In Asbury Park: $19 Million Main Street Project on Schedule

New sidewalks, curbs and bike lanes for Main Street

Coaster photo – Work continues on the reconfiguration of Asbury Park’s Main Street reducing it to one lane in each direction.


Main Street in Asbury Park is being torn up bit by bit from north to south, but city officials are confident that when the $19 million project is complete in the fall of 2019 the inconvenience will have been worth it.

In the meantime, however, Mayor John Moor has major concerns about the workmanship and the lack of safety concerns by the workers.

No Asbury Park police have been asked to monitor the work sites. Because it is a state highway state troopers would have to be employed at the site but so far none have been assigned to the area.

Moor publicly expressed his dismay at the workmanship at a recent City Council meeting.

The mayor cited gaps left between the curbs and street at driveway curb cuts and general sloppiness.

“At the end of the day or on weekends there are pallets, dirt, broken up pavement and very little storm water management,” he said.

The mayor also said while work is being done at one intersection workers close down one lane, with cones, for six blocks.

City officials have asked city employees to take pictures of worksites and infractions.

“We want to have as much documentation as possible when we meet with the DOT on Sep. 4,” he said.

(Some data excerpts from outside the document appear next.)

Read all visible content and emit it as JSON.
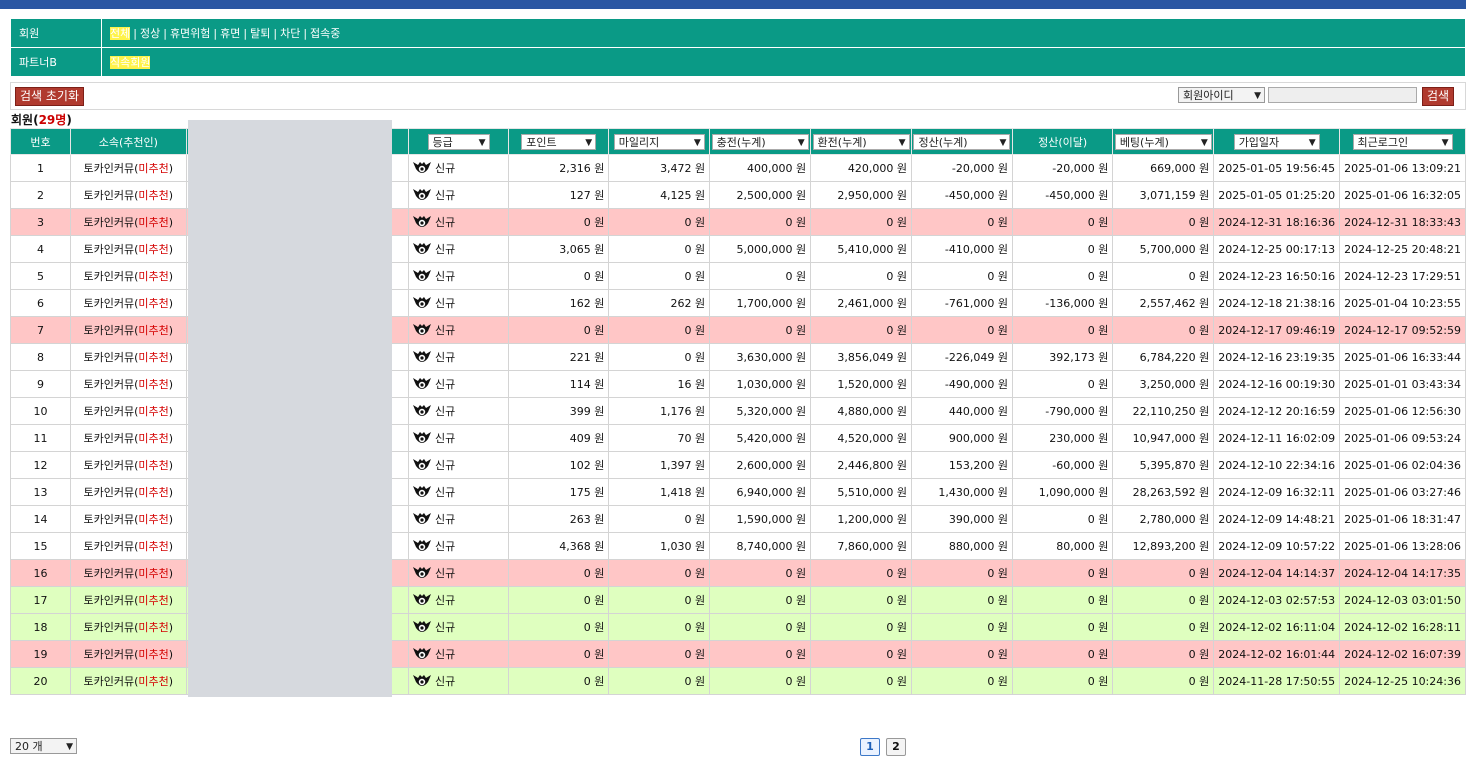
{
  "filters": {
    "member_label": "회원",
    "member_options": [
      "전체",
      "정상",
      "휴면위험",
      "휴면",
      "탈퇴",
      "차단",
      "접속중"
    ],
    "partner_label": "파트너B",
    "partner_value": "직속회원"
  },
  "search": {
    "reset_label": "검색 초기화",
    "field_select": "회원아이디",
    "input_value": "",
    "search_label": "검색"
  },
  "summary": {
    "prefix": "회원(",
    "count": "29명",
    "suffix": ")"
  },
  "table": {
    "headers": {
      "no": "번호",
      "affiliation": "소속(추천인)",
      "grade": "등급",
      "point": "포인트",
      "mileage": "마일리지",
      "deposit": "충전(누계)",
      "withdraw": "환전(누계)",
      "settle": "정산(누계)",
      "settle_month": "정산(이달)",
      "bet": "베팅(누계)",
      "joined": "가입일자",
      "last_login": "최근로그인"
    },
    "rows": [
      {
        "no": "1",
        "aff": "토카인커뮤",
        "rec": "미추천",
        "grade": "신규",
        "point": "2,316 원",
        "mileage": "3,472 원",
        "deposit": "400,000 원",
        "withdraw": "420,000 원",
        "settle": "-20,000 원",
        "settle_month": "-20,000 원",
        "bet": "669,000 원",
        "joined": "2025-01-05 19:56:45",
        "login": "2025-01-06 13:09:21",
        "style": "white"
      },
      {
        "no": "2",
        "aff": "토카인커뮤",
        "rec": "미추천",
        "grade": "신규",
        "point": "127 원",
        "mileage": "4,125 원",
        "deposit": "2,500,000 원",
        "withdraw": "2,950,000 원",
        "settle": "-450,000 원",
        "settle_month": "-450,000 원",
        "bet": "3,071,159 원",
        "joined": "2025-01-05 01:25:20",
        "login": "2025-01-06 16:32:05",
        "style": "white"
      },
      {
        "no": "3",
        "aff": "토카인커뮤",
        "rec": "미추천",
        "grade": "신규",
        "point": "0 원",
        "mileage": "0 원",
        "deposit": "0 원",
        "withdraw": "0 원",
        "settle": "0 원",
        "settle_month": "0 원",
        "bet": "0 원",
        "joined": "2024-12-31 18:16:36",
        "login": "2024-12-31 18:33:43",
        "style": "pink"
      },
      {
        "no": "4",
        "aff": "토카인커뮤",
        "rec": "미추천",
        "grade": "신규",
        "point": "3,065 원",
        "mileage": "0 원",
        "deposit": "5,000,000 원",
        "withdraw": "5,410,000 원",
        "settle": "-410,000 원",
        "settle_month": "0 원",
        "bet": "5,700,000 원",
        "joined": "2024-12-25 00:17:13",
        "login": "2024-12-25 20:48:21",
        "style": "white"
      },
      {
        "no": "5",
        "aff": "토카인커뮤",
        "rec": "미추천",
        "grade": "신규",
        "point": "0 원",
        "mileage": "0 원",
        "deposit": "0 원",
        "withdraw": "0 원",
        "settle": "0 원",
        "settle_month": "0 원",
        "bet": "0 원",
        "joined": "2024-12-23 16:50:16",
        "login": "2024-12-23 17:29:51",
        "style": "white"
      },
      {
        "no": "6",
        "aff": "토카인커뮤",
        "rec": "미추천",
        "grade": "신규",
        "point": "162 원",
        "mileage": "262 원",
        "deposit": "1,700,000 원",
        "withdraw": "2,461,000 원",
        "settle": "-761,000 원",
        "settle_month": "-136,000 원",
        "bet": "2,557,462 원",
        "joined": "2024-12-18 21:38:16",
        "login": "2025-01-04 10:23:55",
        "style": "white"
      },
      {
        "no": "7",
        "aff": "토카인커뮤",
        "rec": "미추천",
        "grade": "신규",
        "point": "0 원",
        "mileage": "0 원",
        "deposit": "0 원",
        "withdraw": "0 원",
        "settle": "0 원",
        "settle_month": "0 원",
        "bet": "0 원",
        "joined": "2024-12-17 09:46:19",
        "login": "2024-12-17 09:52:59",
        "style": "pink"
      },
      {
        "no": "8",
        "aff": "토카인커뮤",
        "rec": "미추천",
        "grade": "신규",
        "point": "221 원",
        "mileage": "0 원",
        "deposit": "3,630,000 원",
        "withdraw": "3,856,049 원",
        "settle": "-226,049 원",
        "settle_month": "392,173 원",
        "bet": "6,784,220 원",
        "joined": "2024-12-16 23:19:35",
        "login": "2025-01-06 16:33:44",
        "style": "white"
      },
      {
        "no": "9",
        "aff": "토카인커뮤",
        "rec": "미추천",
        "grade": "신규",
        "point": "114 원",
        "mileage": "16 원",
        "deposit": "1,030,000 원",
        "withdraw": "1,520,000 원",
        "settle": "-490,000 원",
        "settle_month": "0 원",
        "bet": "3,250,000 원",
        "joined": "2024-12-16 00:19:30",
        "login": "2025-01-01 03:43:34",
        "style": "white"
      },
      {
        "no": "10",
        "aff": "토카인커뮤",
        "rec": "미추천",
        "grade": "신규",
        "point": "399 원",
        "mileage": "1,176 원",
        "deposit": "5,320,000 원",
        "withdraw": "4,880,000 원",
        "settle": "440,000 원",
        "settle_month": "-790,000 원",
        "bet": "22,110,250 원",
        "joined": "2024-12-12 20:16:59",
        "login": "2025-01-06 12:56:30",
        "style": "white"
      },
      {
        "no": "11",
        "aff": "토카인커뮤",
        "rec": "미추천",
        "grade": "신규",
        "point": "409 원",
        "mileage": "70 원",
        "deposit": "5,420,000 원",
        "withdraw": "4,520,000 원",
        "settle": "900,000 원",
        "settle_month": "230,000 원",
        "bet": "10,947,000 원",
        "joined": "2024-12-11 16:02:09",
        "login": "2025-01-06 09:53:24",
        "style": "white"
      },
      {
        "no": "12",
        "aff": "토카인커뮤",
        "rec": "미추천",
        "grade": "신규",
        "point": "102 원",
        "mileage": "1,397 원",
        "deposit": "2,600,000 원",
        "withdraw": "2,446,800 원",
        "settle": "153,200 원",
        "settle_month": "-60,000 원",
        "bet": "5,395,870 원",
        "joined": "2024-12-10 22:34:16",
        "login": "2025-01-06 02:04:36",
        "style": "white"
      },
      {
        "no": "13",
        "aff": "토카인커뮤",
        "rec": "미추천",
        "grade": "신규",
        "point": "175 원",
        "mileage": "1,418 원",
        "deposit": "6,940,000 원",
        "withdraw": "5,510,000 원",
        "settle": "1,430,000 원",
        "settle_month": "1,090,000 원",
        "bet": "28,263,592 원",
        "joined": "2024-12-09 16:32:11",
        "login": "2025-01-06 03:27:46",
        "style": "white"
      },
      {
        "no": "14",
        "aff": "토카인커뮤",
        "rec": "미추천",
        "grade": "신규",
        "point": "263 원",
        "mileage": "0 원",
        "deposit": "1,590,000 원",
        "withdraw": "1,200,000 원",
        "settle": "390,000 원",
        "settle_month": "0 원",
        "bet": "2,780,000 원",
        "joined": "2024-12-09 14:48:21",
        "login": "2025-01-06 18:31:47",
        "style": "white"
      },
      {
        "no": "15",
        "aff": "토카인커뮤",
        "rec": "미추천",
        "grade": "신규",
        "point": "4,368 원",
        "mileage": "1,030 원",
        "deposit": "8,740,000 원",
        "withdraw": "7,860,000 원",
        "settle": "880,000 원",
        "settle_month": "80,000 원",
        "bet": "12,893,200 원",
        "joined": "2024-12-09 10:57:22",
        "login": "2025-01-06 13:28:06",
        "style": "white"
      },
      {
        "no": "16",
        "aff": "토카인커뮤",
        "rec": "미추천",
        "grade": "신규",
        "point": "0 원",
        "mileage": "0 원",
        "deposit": "0 원",
        "withdraw": "0 원",
        "settle": "0 원",
        "settle_month": "0 원",
        "bet": "0 원",
        "joined": "2024-12-04 14:14:37",
        "login": "2024-12-04 14:17:35",
        "style": "pink"
      },
      {
        "no": "17",
        "aff": "토카인커뮤",
        "rec": "미추천",
        "grade": "신규",
        "point": "0 원",
        "mileage": "0 원",
        "deposit": "0 원",
        "withdraw": "0 원",
        "settle": "0 원",
        "settle_month": "0 원",
        "bet": "0 원",
        "joined": "2024-12-03 02:57:53",
        "login": "2024-12-03 03:01:50",
        "style": "green"
      },
      {
        "no": "18",
        "aff": "토카인커뮤",
        "rec": "미추천",
        "grade": "신규",
        "point": "0 원",
        "mileage": "0 원",
        "deposit": "0 원",
        "withdraw": "0 원",
        "settle": "0 원",
        "settle_month": "0 원",
        "bet": "0 원",
        "joined": "2024-12-02 16:11:04",
        "login": "2024-12-02 16:28:11",
        "style": "green"
      },
      {
        "no": "19",
        "aff": "토카인커뮤",
        "rec": "미추천",
        "grade": "신규",
        "point": "0 원",
        "mileage": "0 원",
        "deposit": "0 원",
        "withdraw": "0 원",
        "settle": "0 원",
        "settle_month": "0 원",
        "bet": "0 원",
        "joined": "2024-12-02 16:01:44",
        "login": "2024-12-02 16:07:39",
        "style": "pink"
      },
      {
        "no": "20",
        "aff": "토카인커뮤",
        "rec": "미추천",
        "grade": "신규",
        "point": "0 원",
        "mileage": "0 원",
        "deposit": "0 원",
        "withdraw": "0 원",
        "settle": "0 원",
        "settle_month": "0 원",
        "bet": "0 원",
        "joined": "2024-11-28 17:50:55",
        "login": "2024-12-25 10:24:36",
        "style": "green"
      }
    ]
  },
  "footer": {
    "page_size": "20 개",
    "pages": [
      "1",
      "2"
    ],
    "current_page": "1"
  },
  "colors": {
    "header_teal": "#0a9a86",
    "top_bar_blue": "#2b57a3",
    "row_pink": "#ffc6c6",
    "row_green": "#dfffbf",
    "accent_red": "#b03a2e"
  }
}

City Transportation Manger Michael Manzella, however, is optimistic.

“Even though we are going through some workmanship issues, we will have a brand new street with brand new sidewalks, curbs, bike lanes, lot’s of good stuff – and it will be a lot safer,” he said.

Manzella, this week, gave an update on the work being done on the Road Diet, as the new design is called.

Manzella said he, the city engineer and representatives from the New Jersey Department of Transportation have been holding bi-weekly meetings to discuss the project’s progress and acknowledged that the DOT is also not happy with the workmanship either.

“The DOT is just as hard on them,” Manzella said.

At the end of the work day intersections in particular are left with excess dirt, making it hard for pedestrians to navigate.

Work on the project is being done from the north at Deal Lake Drive going south to avoid the busier end of town during the summer months.

Currently curbs and intersections are being worked on with new traffic signals being installed.

So far the schedule has not been an issue and the project is on target.

Contractors have said they expect Deal Lake Drive to be completed by the end of 2018.

Main Street repaving is on target to be completed by the fall of 2019.

“They don’t want to pave during the summer months so if it’s not done by Memorial Day they will wait till the fall,” Manzella said.

Workers are obligated to fill in pot holes wherever they see them.

The road diet designates one driving lane in each direction with turning lanes at each intersection.

There will also be bike lanes in both directions.The issue of delivery trucks on Main Street is still being investigated.

“We are still trying to figure that out. We may put loading zones in certain areas,” Manzella said.

He also said one option would be to put a time limit on parking in certain spots near businesses.

“We could designate certain areas as no parking zones,” he said.

The road design will be done with yellow paint and will not have center island like Avon.

Another issue addressed by the Road Diet is safety.

Manzella provided figures showing a three year span from 2015 to 2017 there were 262 collisions involving cars, bicycles and pedestrians, with 66 of those causing injuries deemed moderate to incapacitated.

Manzella said looking at the entire span of Route 71 shows the most incidents are in Asbury Park.

“We have a lot of crashes,” he said.

He said the turning lanes, which will be at each intersection, will eliminate side swipe accidents.